Artificial intelligence helps make the world more food secure

10 July 2017

In the race to improve food security, a new QAAFI-developed intelligent crop modelling tool is helping researchers identify how improved plant growth efficiency will translate into better yields. Planet Earth’s population is expected to reach nine billion in 2050, but the production of important food staples – such as bread wheat and rice – are currently projected to fall short of growing demand. 

A major R&D push is underway globally to lift the yield potential of staple cereal crops. 

The target of these research efforts is photosynthesis. Yield gains are being sought by improving plants’ efficiency at capturing sunlight and converting it into plant growth, biomass and grain, with a target to increase grain yields by 50 per cent in the next 20 years.

These research efforts take many forms, one of which is the $100 million International Wheat Yield Partnership, which draws heavily on Australia’s world-leading photosynthesis research capability. 

Within Australia, leading laboratories are working collaboratively through the ARC Centre of Excellence (ARC) for Translational Photosynthesis.

At QAAFI, Professor Graeme Hammer leads the University of Queensland’s node of the ARC Centre. 

Crop simulation software

Professor Hammer’s team has developed crop simulation software that can radically accelerate the discovery process. The software system can be fed early-stage photosynthesis discoveries – discoveries that are being made at the molecular (or subcellular) scale – and extrapolate how this altered photosynthesis biochemistry might impact on crop performance in the form of virtual plants grown under realistic farming conditions affected by real-world weather, soil and rainfall data.

“There is this idea that if photosynthesis pathways in plant leaves can be made more efficient you will see an equivalent lift in yields, but that is simply not the case,” Professor Hammer says. “As you move up from the molecular scale to the crop level, you are going to lose effects.”

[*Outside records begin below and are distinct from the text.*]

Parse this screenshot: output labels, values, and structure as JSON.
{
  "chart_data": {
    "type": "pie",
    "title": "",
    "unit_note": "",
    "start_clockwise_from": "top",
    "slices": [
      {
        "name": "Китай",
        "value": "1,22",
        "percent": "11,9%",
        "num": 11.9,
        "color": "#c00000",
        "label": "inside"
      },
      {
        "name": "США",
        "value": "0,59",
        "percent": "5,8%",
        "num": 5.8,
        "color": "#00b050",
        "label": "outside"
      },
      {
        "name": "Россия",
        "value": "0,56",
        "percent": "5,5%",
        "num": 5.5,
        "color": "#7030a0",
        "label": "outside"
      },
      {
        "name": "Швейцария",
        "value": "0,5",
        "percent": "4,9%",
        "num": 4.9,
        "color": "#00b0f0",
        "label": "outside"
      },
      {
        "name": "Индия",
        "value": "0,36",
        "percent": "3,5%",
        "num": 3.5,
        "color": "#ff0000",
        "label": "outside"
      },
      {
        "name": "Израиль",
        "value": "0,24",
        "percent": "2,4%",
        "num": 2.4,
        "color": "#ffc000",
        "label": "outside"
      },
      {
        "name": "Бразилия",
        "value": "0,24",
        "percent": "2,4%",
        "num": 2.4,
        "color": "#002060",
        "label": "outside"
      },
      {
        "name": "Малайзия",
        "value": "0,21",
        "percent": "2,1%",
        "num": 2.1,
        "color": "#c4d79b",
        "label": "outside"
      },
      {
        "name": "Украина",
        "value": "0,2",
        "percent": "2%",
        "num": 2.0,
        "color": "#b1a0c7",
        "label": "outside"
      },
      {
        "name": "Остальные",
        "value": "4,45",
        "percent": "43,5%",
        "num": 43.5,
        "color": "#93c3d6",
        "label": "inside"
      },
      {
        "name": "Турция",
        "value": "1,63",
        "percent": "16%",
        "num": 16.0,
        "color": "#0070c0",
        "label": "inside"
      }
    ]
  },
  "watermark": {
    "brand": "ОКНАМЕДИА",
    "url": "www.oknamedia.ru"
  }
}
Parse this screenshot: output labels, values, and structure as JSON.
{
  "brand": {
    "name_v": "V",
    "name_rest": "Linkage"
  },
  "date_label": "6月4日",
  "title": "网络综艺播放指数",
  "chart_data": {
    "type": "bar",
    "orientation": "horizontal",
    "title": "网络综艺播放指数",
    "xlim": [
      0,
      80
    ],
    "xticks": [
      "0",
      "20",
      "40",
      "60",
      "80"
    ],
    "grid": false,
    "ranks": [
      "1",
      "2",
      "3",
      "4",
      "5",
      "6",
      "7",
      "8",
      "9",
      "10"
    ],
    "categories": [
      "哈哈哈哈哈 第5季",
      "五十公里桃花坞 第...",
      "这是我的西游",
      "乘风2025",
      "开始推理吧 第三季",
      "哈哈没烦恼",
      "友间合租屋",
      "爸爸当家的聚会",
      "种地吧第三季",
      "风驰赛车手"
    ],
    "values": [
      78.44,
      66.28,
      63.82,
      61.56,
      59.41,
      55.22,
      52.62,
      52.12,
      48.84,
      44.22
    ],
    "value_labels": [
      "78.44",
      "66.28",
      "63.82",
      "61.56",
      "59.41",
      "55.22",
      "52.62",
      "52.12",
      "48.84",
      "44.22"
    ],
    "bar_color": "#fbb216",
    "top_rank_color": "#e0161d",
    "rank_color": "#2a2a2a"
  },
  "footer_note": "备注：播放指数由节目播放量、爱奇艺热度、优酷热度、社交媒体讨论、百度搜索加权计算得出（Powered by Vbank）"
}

Without the crop simulation technology, it can take years of field trials to understand the relationship between enhanced photosynthesis efficiency and crop performance. Professor Hammer’s simulations can achieve something similar in just hours.

Within the simulation, sunlight strikes the crop’s canopy at different angles and with varying intensity as the virtual sun moves across a virtual sky whose cloud cover is drawn from real-world weather data. The effects of all these dynamic variations are captured and used to better understand the impact on crop productivity of changes to photosynthesis biochemistry.

Dr Alex Wu (QAAFI) with Viridiana Silva-Perez (CSIRO) and the CoETP

Agricultural Production Systems sIMulator

The bedrock to this new, more advanced crop simulation technology is APSIM – the Agricultural Production Systems sIMulator – that was developed in Australia (with input from Professor Hammer, among others) to support researchers and plant breeders while also assisting farmers with crop management decisions. 

APSIM was developed to simulate biophysical processes in farming systems, in particular where there is interest in the economic and ecological outcomes of management practice in the face of climatic and market risks. 

It is modular in structure. Different components deal with factors relating to farm management decisions, climate and the plant’s genetic makeup.
Essentially, APSIM can configure a virtual paddock where plant genetics can interact realistically with soil, climate and farm practices to explore the effect of changing these variables.

Professor Hammer’s team has now extended APSIM’s core capabilities to take into account variation in the plant’s photosynthetic efficiencies.

“The previous modelling platform included a simple mathematical relationship when dealing with photosynthesis,” Professor Hammer says. “For sorghum crops, for example, on average the plant creates 1.25 grams of dry mass per megajoule of light absorbed, given enough water and nitrogen. 

“What we have now added in are sub-routines that determine this light conversion efficiency based on more detailed models of photosynthesis biochemistry. That means we can now take into account variation in how efficiently plants capture carbon dioxide or how well the carbon dioxide is converted into sugar.”

The ability to integrate photosynthesis’ constitutive parts into a crop model draws heavily on the work of project collaborators Professor Graham Farquhar and Professor Susanne von Caemmerer at the Australian National University, who have pioneered the development of photosynthesis biochemistry models. 

The value of this modelling capability was highlighted recently when an initial study showed that a 25 per cent increase in efficiency of photosynthetic enzymes generated just a five per cent increase in crop growth.

“The modelling highlights that there are many interacting factors affecting growth at crop scale and the impact on yield can vary in different environments,” Professor Hammer says. “Serious play with these models helps us retain a sense of the broader reality in which the plant functions so that we can better focus on the best-bet options for different growing environments.”